Jeffrey Silverman, PhD
Director, Data Science & Analytics
Mar 10, 2020
Today’s media landscape is more fragmented than ever. Consumers spend hours each week navigating an ever increasing array of content channels, creating new challenges for both marketers and publishers seeking to understand true audience reach and engagement.
As more and more providers begin to enter the television data and audience measurement marketplace to help answer these questions, Samba TV partnered with a major fitness company, using the brand’s national TV campaign to assess the efficacy of audience measurement from the individual television manufacturer’s point of view.

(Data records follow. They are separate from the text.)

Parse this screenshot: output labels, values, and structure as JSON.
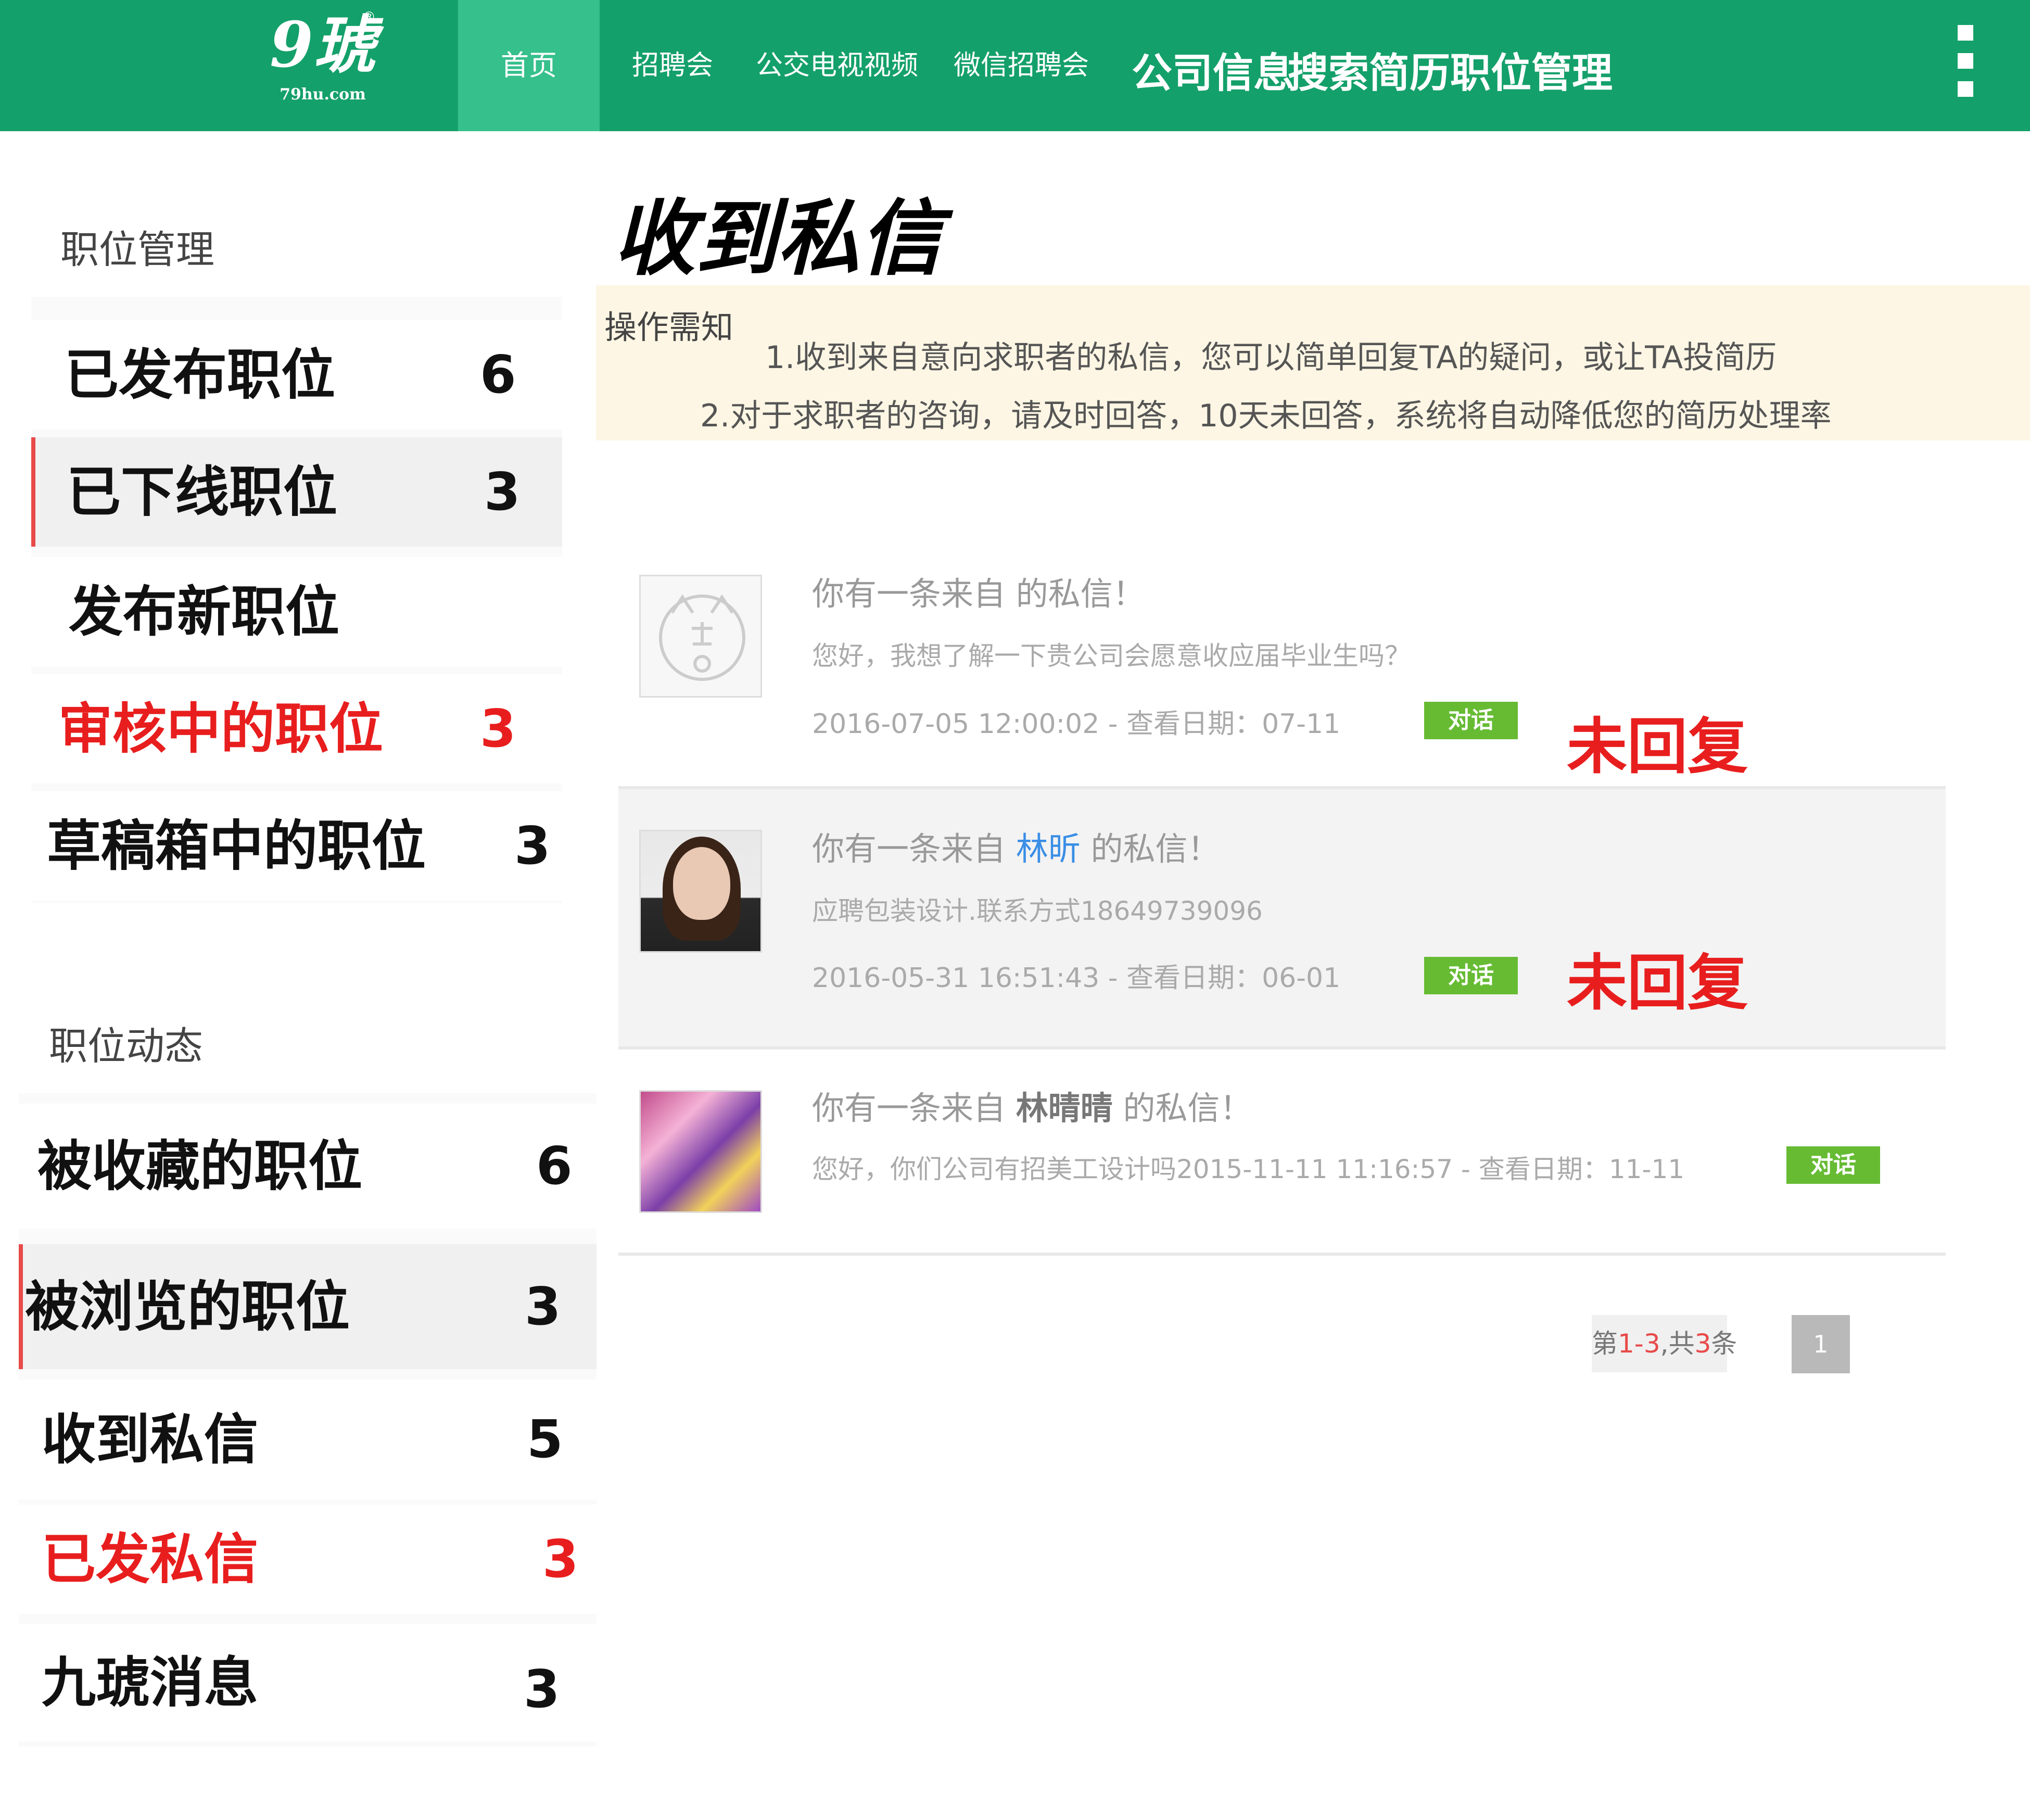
{
  "header": {
    "logo_main": "9琥",
    "logo_sub": "79hu.com",
    "logo_reg": "®",
    "nav": {
      "home": "首页",
      "job_fair": "招聘会",
      "bus_tv": "公交电视视频",
      "wechat_fair": "微信招聘会",
      "company_info": "公司信息",
      "search_resume": "搜索简历",
      "job_manage": "职位管理"
    }
  },
  "sidebar": {
    "section1": {
      "title": "职位管理",
      "items": [
        {
          "label": "已发布职位",
          "count": "6"
        },
        {
          "label": "已下线职位",
          "count": "3"
        },
        {
          "label": "发布新职位",
          "count": ""
        },
        {
          "label": "审核中的职位",
          "count": "3"
        },
        {
          "label": "草稿箱中的职位",
          "count": "3"
        }
      ]
    },
    "section2": {
      "title": "职位动态",
      "items": [
        {
          "label": "被收藏的职位",
          "count": "6"
        },
        {
          "label": "被浏览的职位",
          "count": "3"
        },
        {
          "label": "收到私信",
          "count": "5"
        },
        {
          "label": "已发私信",
          "count": "3"
        },
        {
          "label": "九琥消息",
          "count": "3"
        }
      ]
    }
  },
  "main": {
    "title": "收到私信",
    "notice": {
      "title": "操作需知",
      "line1": "1.收到来自意向求职者的私信，您可以简单回复TA的疑问，或让TA投简历",
      "line2": "2.对于求职者的咨询，请及时回答，10天未回答，系统将自动降低您的简历处理率"
    },
    "messages": [
      {
        "title_prefix": "你有一条来自",
        "sender": "",
        "title_suffix": " 的私信！",
        "body": "您好，我想了解一下贵公司会愿意收应届毕业生吗？",
        "meta": "2016-07-05 12:00:02 - 查看日期：07-11",
        "button": "对话",
        "status": "未回复",
        "avatar_icon": "tiger-avatar-icon"
      },
      {
        "title_prefix": "你有一条来自 ",
        "sender": "林昕",
        "title_suffix": " 的私信！",
        "body": "应聘包装设计.联系方式18649739096",
        "meta": "2016-05-31 16:51:43 - 查看日期：06-01",
        "button": "对话",
        "status": "未回复",
        "avatar_icon": "woman-photo-avatar"
      },
      {
        "title_prefix": "你有一条来自 ",
        "sender": "林晴晴",
        "title_suffix": " 的私信！",
        "body_meta": "您好，你们公司有招美工设计吗2015-11-11 11:16:57 - 查看日期：11-11",
        "button": "对话",
        "avatar_icon": "colorful-photo-avatar"
      }
    ],
    "pagination": {
      "prefix": "第",
      "range": "1-3",
      "mid": ",共",
      "total": "3",
      "suffix": "条",
      "page": "1"
    }
  },
  "colors": {
    "header_bg": "#14a06a",
    "nav_active_bg": "#36c08c",
    "accent_red": "#e81e1e",
    "talk_button": "#66bb33",
    "notice_bg": "#fdf6e4",
    "link_blue": "#3a8ee6"
  }
}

Twenty leading global TV manufacturers have Samba TV’s ACR technology integrated at the chipset level, enabling our researchers to compare results for viewership of the ad campaign across nearly every major TV brand. We reviewed the results for six of the largest Smart TV brands individually, as well as the total viewership for all Smart TV brands with Samba’s ACR technology, to arrive at an aggregate score with the viewership for each individual Smart TV brand projected to the entire US population.
The Samba study found massive disparities in the individually reported data. Because different manufacturers cater to different demographics (discount televisions versus high-end 8K, for example), it is inherently difficult for any single manufacturer to accurately generate a statistically relevant audience forecast of the US.
The different consumer segments create the same challenge for the TV manufacturers that legacy measurement panel providers face today. Both are trying to extrapolate the viewing behaviors of 209 million adults across the most fragmented media environment in history without a complete picture of the audience.
In the chart below, you can see Smart TV Brand #5 projects the test campaign reached 38M households in the US. This is twice the reach compared to Smart TV Brand #1, which projects the campaign reached 18M households.
These projections were done after adjusting for demographic bias. Therefore, the differences seen here can only be explained by Smart TV Brand loyalty bias. To arrive at the statistically most relevant assessment, Samba TV combines data from 20 Smart TV brands to smooth out inherent biases (ex: brands with only low-cost TVs) to deliver a more accurate projection of actual campaign reach. The aggregated data shows that the campaign’s projected reach was actually 34M households in the US.
The key takeaway for those navigating today’s data and measurement landscape is clear: If you are using a data set with only one Smart TV brand, you simply are not getting the entire picture.